There are new tiles!

They still have "Town Centre" and "Leigh-on-Sea" (a made-up place name if ever I saw one).

And the motorway colours are wrong. It's a well established principle of UK mapping that Motorways are blue. I was glad when Google Maps decided to accept this. Now they've changed their mind... Presumably so that they only have one stylesheet for the entire world? At least with motorways it's obvious what's happened. With the Primary Route Network, A-roads and B-roads I have no idea. Is there a key? Hahaha.

But the sea's got a nice gradient to it now, so it's not all bad.

Sunday 7 July 2013

"Town Centre"

Do you remember last post, when I was complaining about Google Maps deciding that Tilehurst and Headington were more important places to mark on a map of the UK than Oxford and Reading?

The good news is that although it still does this, it is now no longer the stupidest thing on the map!

You see that thing just between Stoke and Birmingham, called "Town Centre".
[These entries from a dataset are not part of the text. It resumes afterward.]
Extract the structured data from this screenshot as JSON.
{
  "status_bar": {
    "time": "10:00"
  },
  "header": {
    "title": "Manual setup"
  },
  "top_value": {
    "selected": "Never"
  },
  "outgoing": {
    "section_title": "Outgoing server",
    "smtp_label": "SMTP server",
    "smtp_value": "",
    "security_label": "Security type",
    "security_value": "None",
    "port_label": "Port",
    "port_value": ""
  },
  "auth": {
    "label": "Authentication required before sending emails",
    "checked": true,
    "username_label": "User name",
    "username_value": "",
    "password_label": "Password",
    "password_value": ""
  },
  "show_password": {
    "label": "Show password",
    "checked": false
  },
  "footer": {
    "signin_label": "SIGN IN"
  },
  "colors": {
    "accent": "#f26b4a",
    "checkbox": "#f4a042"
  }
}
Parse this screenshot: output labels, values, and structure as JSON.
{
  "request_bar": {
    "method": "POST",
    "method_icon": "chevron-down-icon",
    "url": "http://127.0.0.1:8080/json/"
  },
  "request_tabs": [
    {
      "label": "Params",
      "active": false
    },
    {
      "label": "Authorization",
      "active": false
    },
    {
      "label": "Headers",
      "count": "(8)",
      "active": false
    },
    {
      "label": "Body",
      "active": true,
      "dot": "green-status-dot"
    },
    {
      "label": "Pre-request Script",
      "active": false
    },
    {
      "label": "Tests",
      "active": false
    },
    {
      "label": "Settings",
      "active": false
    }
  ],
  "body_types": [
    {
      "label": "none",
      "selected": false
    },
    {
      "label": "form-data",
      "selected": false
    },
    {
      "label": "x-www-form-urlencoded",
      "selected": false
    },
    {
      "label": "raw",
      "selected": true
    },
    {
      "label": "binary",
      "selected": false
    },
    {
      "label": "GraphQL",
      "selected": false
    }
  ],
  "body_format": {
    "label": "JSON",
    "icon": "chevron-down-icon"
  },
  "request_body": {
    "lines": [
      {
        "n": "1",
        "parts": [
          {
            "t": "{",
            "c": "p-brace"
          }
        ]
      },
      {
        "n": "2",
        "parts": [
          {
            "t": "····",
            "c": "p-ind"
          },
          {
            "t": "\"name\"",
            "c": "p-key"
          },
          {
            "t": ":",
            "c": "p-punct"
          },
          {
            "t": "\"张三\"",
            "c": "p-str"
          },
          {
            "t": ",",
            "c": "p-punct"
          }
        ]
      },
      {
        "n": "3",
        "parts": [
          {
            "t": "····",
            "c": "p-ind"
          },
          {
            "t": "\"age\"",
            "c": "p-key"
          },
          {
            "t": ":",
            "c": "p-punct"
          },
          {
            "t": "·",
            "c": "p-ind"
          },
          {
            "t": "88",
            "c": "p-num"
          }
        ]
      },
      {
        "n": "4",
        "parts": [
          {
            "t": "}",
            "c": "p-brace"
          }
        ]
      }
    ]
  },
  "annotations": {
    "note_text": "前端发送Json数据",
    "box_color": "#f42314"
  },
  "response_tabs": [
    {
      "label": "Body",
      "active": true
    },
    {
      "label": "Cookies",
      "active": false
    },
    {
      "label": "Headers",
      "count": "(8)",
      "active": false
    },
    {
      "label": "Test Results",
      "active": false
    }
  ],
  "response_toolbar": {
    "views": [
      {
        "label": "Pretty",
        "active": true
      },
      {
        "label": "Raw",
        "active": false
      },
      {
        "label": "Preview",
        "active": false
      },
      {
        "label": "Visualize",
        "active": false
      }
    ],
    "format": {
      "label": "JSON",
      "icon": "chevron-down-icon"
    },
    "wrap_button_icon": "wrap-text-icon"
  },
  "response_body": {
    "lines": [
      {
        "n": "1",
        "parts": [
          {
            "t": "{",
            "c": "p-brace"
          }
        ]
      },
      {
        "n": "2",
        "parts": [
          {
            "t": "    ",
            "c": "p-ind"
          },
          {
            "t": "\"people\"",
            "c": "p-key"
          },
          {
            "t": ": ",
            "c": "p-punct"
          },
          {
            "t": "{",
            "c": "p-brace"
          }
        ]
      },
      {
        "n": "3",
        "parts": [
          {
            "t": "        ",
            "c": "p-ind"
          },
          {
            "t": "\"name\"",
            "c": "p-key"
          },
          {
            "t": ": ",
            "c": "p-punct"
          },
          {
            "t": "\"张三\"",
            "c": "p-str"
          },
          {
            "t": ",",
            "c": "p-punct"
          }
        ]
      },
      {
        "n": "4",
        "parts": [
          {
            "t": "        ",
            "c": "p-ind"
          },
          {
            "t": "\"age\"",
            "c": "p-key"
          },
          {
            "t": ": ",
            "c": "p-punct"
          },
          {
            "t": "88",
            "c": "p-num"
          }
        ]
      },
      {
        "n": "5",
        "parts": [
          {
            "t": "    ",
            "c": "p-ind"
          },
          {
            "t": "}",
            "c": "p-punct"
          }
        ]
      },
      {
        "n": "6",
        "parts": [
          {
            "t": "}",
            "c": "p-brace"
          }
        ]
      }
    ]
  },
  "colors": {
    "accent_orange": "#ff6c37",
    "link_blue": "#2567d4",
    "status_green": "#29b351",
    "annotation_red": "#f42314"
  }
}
That's the most stupid thing on the map. By far. Not just because it's Telford (although I'd question the wisdom of putting Telford on the map), but because it just says "Town Centre". No context. And then when you zoom in it just disappears.

The thing is, this used to work, back when Google Maps launched. It's not that difficult. OpenStreetMap do a much better job. If I look at the equivalent zoom level there I see it has a slightly eccentric choice of what settlements to show (it picks those that are ceremonially cities, so you get Ely but no Reading, for example), but at least that's consistent and defensible. Nobody chose Tilehurst, or "Town Centre". They just didn't check the output of the algorithm before they went live. People use Google Maps for directions. People rely on it. Is it really safe?